What was designed was supposed to be temporary. However, it has emerged as a perennial state of "limbo land."

According to the American Immigration Council, more than 320,000 people currently have TPS designations from 10 countries: El Salvador, Haiti, Honduras, Nepal, Nicaragua, Somalia, Sudan, South Sudan, Syria and Yemen.

"You can't say, 'Hey my country is really bad, I should get Temporary Protected Status,'" Evans explained. "The country itself has to be designated for this."

And the people who qualify for TPS have to be in the U.S. at the time, which is why Diaz's two sons are not eligible.

Still, Diaz embodies more than just the aspect of family separations; with DHS renewing TPS designations for El Salvador every 12-18 months, she's now been here for almost 20 years.

"Maybe in 1990 we thought about this as let's just take a pause and let people stay here as we understand the situation," Evans said. "Now we need to think about what do we do with a generation of people who have been here?"

Indeed, data obtained by the I-Team shows more than 13,000 TPS holders in North Carolina and 11,000 children born here to a parent with TPS.

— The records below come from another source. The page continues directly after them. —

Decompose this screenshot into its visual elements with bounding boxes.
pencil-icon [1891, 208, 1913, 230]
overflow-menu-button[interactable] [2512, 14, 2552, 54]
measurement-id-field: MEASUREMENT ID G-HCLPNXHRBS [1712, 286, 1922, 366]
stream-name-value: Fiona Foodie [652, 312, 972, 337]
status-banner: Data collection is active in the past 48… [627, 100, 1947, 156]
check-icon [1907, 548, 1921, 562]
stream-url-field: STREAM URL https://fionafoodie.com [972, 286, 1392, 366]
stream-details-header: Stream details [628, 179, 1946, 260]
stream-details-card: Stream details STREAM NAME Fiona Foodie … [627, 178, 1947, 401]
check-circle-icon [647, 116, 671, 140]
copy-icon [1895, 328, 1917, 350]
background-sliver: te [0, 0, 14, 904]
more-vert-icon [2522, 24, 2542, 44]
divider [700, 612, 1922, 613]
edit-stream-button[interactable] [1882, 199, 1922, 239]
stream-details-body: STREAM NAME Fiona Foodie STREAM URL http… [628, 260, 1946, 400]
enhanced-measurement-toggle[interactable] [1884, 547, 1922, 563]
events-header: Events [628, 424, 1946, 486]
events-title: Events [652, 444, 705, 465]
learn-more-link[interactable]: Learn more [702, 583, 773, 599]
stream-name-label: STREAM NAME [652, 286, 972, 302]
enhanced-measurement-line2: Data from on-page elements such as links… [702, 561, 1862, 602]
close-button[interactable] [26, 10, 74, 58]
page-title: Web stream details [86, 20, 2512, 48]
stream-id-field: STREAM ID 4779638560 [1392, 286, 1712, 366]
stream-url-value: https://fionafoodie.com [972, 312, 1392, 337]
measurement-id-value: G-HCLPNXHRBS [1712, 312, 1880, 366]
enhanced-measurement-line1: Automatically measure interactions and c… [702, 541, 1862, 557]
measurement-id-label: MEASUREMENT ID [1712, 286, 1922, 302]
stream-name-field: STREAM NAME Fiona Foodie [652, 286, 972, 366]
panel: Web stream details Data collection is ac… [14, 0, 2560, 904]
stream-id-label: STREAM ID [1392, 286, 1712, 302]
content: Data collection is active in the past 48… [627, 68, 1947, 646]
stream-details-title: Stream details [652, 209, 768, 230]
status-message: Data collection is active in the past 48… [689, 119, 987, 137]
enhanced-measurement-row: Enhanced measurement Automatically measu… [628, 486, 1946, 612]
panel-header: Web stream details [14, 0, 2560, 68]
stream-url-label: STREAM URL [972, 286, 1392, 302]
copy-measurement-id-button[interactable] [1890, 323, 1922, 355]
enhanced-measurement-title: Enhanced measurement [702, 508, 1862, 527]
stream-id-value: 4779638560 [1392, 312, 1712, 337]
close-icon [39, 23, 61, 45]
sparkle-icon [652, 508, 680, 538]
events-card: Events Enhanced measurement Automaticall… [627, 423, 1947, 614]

"Let's think about from a North Carolina standpoint let's deport 13,000 people and we'll deal with their kids. As a public policy matter, maybe that doesn't make sense," Evans said.

There have been many countries where the federal government did in fact end TPS, including Kuwait (1992), Rwanda (1997) and Sierra Leone (2017). El Salvador, Haiti and Honduras, however, continue to have its TPS designation renewed, despite attempts by the Trump Administration to end the protections.

"Today's agreements will significantly help the U.S. and our partners in El Salvador confront illegal migration and will strengthen the entire region as we approach the implementation of asylum cooperative agreements," Acting Secretary of Homeland Security Kevin K. McAleenan said last month at the latest extension for El Salvador's TPS designation until 2021. "El Salvador has proven to be a close and trusted ally to the U.S. Our close geographical proximity, common principles, and democratic values have led to a strong partnership over the years, from addressing historical migration flows to efforts to build a more stable and prosperous region."

In a release, officials maintained the Trump administration's goal "is to create an orderly and responsible process to repatriate Salvadorans and help them return home; however, a sudden inflow of 250,000 individuals to El Salvador could spark another mass migration to the U.S. and reinvigorate the crisis at the southern border."